Sunday, June 6, 2010
Israel's Risk to US Interests
If you're a reader of George Friedman (or other realist geopolitical academics), you'll tend towards the idea that one of the United States' paramount interests is to prevent a single geopolitical entity (or coalition) from amassing enough economic and military power to challenge it (this has been true since about the turn of the 20t century, when the US became the foremost power in the world). This was why World Wars I and II were important to the US (to stop Germany from conquering the continent), and why the Cold War was so critical (to prevent the Soviets from doing the same). Once a force amasses enough military power, it can potentially challenge US trade dominance, or even cross the ocean and challenge the US near its borders.
The US is further interested in preventing unity in the Middle East. If the Middle East united in a form similar to the Ottoman Empire, it might be powerful enough to potentially challenge the US. Not only would it be highly populous, but it would have vast oil resources and central trading position (between Europe & Asia). It would be a great strategic threat to US hegemony.

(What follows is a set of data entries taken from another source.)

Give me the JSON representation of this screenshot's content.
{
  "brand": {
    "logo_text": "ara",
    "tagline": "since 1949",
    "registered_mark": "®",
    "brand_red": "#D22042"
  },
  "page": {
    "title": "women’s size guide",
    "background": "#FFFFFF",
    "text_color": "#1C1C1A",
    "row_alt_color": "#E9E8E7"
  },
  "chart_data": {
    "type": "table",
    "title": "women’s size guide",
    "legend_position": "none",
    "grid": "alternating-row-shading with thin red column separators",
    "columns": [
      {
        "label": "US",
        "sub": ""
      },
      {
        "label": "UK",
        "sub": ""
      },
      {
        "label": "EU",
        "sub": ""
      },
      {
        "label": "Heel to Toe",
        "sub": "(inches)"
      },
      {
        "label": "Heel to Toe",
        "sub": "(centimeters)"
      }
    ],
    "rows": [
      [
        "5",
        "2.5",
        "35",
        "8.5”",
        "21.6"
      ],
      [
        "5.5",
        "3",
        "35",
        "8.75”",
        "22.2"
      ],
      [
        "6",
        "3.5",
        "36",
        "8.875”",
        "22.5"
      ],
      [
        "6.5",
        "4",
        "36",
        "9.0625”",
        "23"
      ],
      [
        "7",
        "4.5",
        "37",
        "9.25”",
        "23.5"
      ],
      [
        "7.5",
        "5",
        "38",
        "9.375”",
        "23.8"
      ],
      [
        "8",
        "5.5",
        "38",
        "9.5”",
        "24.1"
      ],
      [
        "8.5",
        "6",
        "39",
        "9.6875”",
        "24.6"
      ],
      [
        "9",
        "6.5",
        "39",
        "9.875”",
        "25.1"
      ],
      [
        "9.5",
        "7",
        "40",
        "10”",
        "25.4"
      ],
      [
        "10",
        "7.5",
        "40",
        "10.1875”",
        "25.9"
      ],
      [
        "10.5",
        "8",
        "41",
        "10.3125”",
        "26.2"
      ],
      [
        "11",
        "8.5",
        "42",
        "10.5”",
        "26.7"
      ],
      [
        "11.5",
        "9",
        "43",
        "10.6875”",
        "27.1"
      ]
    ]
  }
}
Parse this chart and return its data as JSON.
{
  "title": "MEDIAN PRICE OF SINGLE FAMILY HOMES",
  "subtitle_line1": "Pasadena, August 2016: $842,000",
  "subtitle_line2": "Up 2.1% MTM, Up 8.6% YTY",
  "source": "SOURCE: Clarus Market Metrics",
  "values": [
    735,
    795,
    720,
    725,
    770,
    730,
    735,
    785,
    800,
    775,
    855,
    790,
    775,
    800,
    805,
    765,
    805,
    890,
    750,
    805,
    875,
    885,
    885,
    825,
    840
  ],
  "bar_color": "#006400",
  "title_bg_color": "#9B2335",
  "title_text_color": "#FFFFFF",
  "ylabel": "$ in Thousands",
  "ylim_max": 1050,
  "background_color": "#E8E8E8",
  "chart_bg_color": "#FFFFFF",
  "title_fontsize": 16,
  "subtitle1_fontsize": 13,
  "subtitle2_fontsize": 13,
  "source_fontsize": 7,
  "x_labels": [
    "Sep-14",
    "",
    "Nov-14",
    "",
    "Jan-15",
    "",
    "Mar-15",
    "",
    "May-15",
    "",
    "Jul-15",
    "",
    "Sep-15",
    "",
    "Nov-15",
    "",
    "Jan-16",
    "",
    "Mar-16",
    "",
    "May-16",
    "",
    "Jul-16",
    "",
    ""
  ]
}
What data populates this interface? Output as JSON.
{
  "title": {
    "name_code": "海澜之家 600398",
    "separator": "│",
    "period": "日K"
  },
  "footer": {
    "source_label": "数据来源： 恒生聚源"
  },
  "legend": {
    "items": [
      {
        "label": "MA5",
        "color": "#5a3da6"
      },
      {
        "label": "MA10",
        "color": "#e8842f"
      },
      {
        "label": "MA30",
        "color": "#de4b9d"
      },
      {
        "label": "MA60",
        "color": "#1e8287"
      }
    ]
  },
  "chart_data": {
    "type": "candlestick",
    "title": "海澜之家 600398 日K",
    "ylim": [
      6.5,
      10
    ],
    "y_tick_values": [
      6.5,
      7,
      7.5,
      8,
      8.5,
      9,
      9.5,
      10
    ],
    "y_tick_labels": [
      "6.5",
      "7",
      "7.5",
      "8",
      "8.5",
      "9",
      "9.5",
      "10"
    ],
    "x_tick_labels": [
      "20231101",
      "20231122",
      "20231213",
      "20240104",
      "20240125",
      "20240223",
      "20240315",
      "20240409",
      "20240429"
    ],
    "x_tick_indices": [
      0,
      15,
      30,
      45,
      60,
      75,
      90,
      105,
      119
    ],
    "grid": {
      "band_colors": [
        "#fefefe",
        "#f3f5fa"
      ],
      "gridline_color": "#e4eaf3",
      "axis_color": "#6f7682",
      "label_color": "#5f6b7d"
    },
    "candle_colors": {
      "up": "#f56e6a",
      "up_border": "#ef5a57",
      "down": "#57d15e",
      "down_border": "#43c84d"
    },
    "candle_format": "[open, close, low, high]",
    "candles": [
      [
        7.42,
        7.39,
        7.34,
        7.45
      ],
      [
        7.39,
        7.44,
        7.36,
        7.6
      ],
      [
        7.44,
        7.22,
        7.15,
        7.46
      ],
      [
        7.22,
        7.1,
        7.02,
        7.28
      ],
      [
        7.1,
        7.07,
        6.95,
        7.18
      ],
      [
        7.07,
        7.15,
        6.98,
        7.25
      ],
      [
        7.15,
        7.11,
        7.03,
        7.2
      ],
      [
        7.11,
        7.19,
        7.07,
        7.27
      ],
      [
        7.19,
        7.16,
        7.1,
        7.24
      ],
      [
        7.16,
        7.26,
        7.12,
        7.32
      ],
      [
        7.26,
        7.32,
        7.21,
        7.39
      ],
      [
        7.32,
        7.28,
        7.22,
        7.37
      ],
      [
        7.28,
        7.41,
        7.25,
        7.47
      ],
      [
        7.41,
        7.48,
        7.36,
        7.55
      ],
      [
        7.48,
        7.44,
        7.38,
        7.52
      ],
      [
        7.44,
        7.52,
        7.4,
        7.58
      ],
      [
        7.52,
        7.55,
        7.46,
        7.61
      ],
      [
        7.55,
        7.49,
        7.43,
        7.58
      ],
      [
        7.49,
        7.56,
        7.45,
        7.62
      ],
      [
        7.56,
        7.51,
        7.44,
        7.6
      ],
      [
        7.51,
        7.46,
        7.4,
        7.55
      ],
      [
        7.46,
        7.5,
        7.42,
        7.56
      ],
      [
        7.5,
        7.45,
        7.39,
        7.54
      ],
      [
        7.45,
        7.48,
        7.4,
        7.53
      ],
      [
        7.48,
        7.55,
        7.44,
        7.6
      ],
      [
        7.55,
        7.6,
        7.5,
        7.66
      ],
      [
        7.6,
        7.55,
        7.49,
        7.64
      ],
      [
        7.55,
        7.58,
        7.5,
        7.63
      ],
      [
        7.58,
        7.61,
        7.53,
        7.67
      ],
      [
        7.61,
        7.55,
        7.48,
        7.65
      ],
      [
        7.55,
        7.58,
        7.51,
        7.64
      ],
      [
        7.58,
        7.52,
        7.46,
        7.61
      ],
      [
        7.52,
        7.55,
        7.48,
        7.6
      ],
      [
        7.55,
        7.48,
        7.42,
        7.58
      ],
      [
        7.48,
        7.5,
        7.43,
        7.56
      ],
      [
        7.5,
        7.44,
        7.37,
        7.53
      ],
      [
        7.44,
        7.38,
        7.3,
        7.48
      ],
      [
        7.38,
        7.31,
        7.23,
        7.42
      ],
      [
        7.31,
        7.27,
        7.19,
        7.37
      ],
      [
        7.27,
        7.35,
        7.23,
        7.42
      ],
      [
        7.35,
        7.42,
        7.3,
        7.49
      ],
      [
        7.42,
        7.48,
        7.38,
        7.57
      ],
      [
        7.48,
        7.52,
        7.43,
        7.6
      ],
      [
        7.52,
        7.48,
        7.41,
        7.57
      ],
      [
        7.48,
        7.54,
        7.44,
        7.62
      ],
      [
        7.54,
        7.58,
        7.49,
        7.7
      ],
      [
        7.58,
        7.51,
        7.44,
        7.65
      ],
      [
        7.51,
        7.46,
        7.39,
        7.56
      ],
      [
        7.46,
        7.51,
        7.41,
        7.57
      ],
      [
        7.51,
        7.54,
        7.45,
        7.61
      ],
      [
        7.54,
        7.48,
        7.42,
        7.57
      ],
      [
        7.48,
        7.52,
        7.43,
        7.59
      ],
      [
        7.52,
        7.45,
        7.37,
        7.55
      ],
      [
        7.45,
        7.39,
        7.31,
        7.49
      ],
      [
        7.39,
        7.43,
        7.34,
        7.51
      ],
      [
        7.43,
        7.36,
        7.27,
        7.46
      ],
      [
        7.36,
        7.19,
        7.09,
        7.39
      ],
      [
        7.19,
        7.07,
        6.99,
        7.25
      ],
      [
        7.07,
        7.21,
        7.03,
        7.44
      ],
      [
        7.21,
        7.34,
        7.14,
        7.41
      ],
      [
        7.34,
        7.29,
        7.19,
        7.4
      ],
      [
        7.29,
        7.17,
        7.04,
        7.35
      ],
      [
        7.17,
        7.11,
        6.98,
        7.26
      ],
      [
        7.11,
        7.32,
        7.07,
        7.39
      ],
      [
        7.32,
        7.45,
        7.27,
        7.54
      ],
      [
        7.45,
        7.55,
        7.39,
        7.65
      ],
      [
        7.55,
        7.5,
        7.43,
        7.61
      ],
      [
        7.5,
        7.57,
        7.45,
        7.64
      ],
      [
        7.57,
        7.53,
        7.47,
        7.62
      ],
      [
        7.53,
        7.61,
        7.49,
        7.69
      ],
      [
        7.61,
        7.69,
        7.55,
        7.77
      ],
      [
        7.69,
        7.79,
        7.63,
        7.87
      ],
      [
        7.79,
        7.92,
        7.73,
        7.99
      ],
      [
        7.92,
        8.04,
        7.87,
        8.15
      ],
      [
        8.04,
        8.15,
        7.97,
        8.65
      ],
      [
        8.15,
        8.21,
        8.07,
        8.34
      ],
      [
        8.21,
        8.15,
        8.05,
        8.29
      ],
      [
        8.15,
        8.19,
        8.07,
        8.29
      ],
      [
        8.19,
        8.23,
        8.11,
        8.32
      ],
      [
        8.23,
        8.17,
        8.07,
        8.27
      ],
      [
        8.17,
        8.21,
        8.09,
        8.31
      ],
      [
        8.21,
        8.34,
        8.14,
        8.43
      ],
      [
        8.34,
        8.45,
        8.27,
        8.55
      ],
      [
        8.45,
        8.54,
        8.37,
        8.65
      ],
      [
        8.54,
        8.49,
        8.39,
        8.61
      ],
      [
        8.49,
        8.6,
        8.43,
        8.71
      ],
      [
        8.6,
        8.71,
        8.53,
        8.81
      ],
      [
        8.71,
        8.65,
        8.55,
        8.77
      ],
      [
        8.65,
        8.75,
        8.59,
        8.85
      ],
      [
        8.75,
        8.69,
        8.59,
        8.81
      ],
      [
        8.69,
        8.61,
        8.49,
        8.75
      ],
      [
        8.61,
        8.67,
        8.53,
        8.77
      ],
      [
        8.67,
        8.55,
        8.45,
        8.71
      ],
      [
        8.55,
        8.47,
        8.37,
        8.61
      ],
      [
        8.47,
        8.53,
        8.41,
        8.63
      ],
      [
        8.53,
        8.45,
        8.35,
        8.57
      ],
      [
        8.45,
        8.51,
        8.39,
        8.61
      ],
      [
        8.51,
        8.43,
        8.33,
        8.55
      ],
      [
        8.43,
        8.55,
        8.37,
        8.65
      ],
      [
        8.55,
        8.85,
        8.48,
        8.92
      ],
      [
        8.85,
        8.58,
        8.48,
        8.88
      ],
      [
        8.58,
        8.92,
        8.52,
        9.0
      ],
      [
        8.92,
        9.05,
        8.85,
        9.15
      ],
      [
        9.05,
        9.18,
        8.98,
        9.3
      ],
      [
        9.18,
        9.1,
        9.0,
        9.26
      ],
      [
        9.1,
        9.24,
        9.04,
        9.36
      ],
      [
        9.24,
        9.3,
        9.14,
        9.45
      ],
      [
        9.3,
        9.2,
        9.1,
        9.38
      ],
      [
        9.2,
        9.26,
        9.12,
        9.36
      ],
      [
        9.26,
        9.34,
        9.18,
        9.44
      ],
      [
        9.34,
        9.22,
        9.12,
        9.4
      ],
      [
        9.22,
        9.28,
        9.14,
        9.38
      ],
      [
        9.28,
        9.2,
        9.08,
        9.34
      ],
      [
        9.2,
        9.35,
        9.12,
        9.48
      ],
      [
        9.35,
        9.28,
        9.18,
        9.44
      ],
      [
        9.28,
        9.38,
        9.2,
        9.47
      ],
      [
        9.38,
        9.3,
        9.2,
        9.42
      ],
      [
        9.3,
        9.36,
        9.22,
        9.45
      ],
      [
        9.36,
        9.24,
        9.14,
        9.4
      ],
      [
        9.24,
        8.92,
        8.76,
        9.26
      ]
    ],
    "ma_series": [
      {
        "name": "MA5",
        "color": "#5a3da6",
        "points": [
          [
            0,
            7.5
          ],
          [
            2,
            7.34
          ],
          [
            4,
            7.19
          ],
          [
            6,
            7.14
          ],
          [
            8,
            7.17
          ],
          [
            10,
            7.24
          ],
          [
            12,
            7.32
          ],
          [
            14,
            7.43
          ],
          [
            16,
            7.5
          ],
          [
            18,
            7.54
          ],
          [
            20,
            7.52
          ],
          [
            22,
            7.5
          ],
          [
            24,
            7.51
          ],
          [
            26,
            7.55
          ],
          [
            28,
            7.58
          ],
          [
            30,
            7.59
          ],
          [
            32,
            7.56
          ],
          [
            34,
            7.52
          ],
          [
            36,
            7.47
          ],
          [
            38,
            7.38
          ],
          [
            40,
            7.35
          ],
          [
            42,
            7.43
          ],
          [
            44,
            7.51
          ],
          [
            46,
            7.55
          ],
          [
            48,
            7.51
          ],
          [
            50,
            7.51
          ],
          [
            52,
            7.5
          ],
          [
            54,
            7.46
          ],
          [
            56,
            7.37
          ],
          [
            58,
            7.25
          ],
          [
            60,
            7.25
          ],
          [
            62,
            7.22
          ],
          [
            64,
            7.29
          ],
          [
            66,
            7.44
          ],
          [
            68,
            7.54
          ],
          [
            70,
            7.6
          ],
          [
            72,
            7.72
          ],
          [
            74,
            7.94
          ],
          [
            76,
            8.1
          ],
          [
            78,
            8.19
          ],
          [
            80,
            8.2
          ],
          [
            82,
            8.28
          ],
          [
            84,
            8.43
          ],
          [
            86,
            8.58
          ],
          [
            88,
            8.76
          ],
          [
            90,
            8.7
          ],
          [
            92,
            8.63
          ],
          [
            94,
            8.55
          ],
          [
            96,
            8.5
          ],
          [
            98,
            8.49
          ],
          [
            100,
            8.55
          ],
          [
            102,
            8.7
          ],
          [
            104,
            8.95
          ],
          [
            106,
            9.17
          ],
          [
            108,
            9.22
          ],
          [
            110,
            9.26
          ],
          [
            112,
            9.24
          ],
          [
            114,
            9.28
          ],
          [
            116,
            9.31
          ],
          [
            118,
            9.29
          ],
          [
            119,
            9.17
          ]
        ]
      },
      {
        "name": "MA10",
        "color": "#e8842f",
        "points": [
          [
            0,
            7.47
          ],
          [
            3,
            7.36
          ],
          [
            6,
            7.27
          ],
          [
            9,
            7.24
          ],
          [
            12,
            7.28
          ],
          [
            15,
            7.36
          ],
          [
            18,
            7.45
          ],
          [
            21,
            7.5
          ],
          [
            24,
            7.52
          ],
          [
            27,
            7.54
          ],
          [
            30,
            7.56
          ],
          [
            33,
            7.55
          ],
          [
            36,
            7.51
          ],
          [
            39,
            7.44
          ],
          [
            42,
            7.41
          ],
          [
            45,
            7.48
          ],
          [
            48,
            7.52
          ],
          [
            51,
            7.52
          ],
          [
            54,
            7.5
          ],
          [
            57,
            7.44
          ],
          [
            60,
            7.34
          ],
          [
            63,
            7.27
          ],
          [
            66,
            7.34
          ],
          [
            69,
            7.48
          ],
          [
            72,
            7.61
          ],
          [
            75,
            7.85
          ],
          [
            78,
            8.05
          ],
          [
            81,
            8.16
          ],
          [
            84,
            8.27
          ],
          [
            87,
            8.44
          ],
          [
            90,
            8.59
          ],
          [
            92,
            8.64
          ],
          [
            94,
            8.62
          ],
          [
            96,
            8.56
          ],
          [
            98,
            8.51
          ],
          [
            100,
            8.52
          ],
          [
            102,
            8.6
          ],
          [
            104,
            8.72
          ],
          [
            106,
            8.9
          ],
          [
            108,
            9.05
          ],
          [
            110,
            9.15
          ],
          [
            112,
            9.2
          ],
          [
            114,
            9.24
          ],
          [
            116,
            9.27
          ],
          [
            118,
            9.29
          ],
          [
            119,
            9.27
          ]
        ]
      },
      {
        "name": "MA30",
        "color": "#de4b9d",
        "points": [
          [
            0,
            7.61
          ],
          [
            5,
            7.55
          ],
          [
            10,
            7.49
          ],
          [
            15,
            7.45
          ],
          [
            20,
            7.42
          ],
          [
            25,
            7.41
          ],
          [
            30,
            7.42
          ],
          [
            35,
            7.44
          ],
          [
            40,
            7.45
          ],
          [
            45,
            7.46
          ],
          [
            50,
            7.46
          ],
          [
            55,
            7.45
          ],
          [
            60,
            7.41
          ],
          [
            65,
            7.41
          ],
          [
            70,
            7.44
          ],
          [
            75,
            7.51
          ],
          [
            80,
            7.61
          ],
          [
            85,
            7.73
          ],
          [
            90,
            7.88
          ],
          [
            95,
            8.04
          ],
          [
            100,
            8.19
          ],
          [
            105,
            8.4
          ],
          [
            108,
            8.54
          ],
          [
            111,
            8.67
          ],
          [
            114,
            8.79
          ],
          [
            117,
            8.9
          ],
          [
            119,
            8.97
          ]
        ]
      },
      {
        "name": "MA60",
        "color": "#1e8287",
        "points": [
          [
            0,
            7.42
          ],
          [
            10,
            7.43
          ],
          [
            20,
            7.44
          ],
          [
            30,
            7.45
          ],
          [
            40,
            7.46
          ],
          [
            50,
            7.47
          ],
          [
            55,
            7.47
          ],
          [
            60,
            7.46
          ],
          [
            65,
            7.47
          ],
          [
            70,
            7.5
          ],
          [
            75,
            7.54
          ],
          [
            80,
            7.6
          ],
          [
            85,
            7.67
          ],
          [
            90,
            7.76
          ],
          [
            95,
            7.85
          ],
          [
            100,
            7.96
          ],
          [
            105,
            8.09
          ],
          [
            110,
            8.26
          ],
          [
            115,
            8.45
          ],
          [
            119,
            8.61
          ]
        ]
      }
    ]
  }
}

Israel, whether or not it has the moral upper-hand in the Middle East conflict, is becoming a risk to US interests due to Middle Eastern perceptions of its behavior as of late. For decades, the states of Egypt & Turkey (in particular), as well as Jordan, Kuwait, and Saudi Arabia, have recognized Israel and, generally, supported its existence (despite their populations' general distaste for the Israel/Palestine situation).
But the past few months have made these governments' support of Israel a politically risky gambit. Public outrage towards the deadly pre-election Gaza offensive, settlement-building in Jerusalem, and the recent raid on a supply flotilla trying to break the Gaza blockade have further soured perceptions of Israel. Its image as an aggressive, revisionist state is growing somewhat stronger.
The US must play carefully. If it comes out to support Israeli action, it may encourage the Arabs to unite to deter Israel from further action in Gaza, the West Bank, southern Lebanon, or (potentially) Iran. If these states united against Israel, they might start feeling strong enough to oppose the US (rather than begrudgingly embracing it). The United States' interest is in keeping the Middle East divided and internally distracted--not united and outward-looking.
If the Israeli government does not change the tenor of its policies, it may begin to become a liability to the US. The US, in response, would try to distance itself publicly, while placing pressure on Israel to move towards peace negotiations.
In the near future, look either for a major shift in Israeli policy towards Gaza and Jerusalem, or a gradual (but noticeable) distancing of relations between the US and Israel, as the US tries to prevent a unity coalition from arising in the Middle East.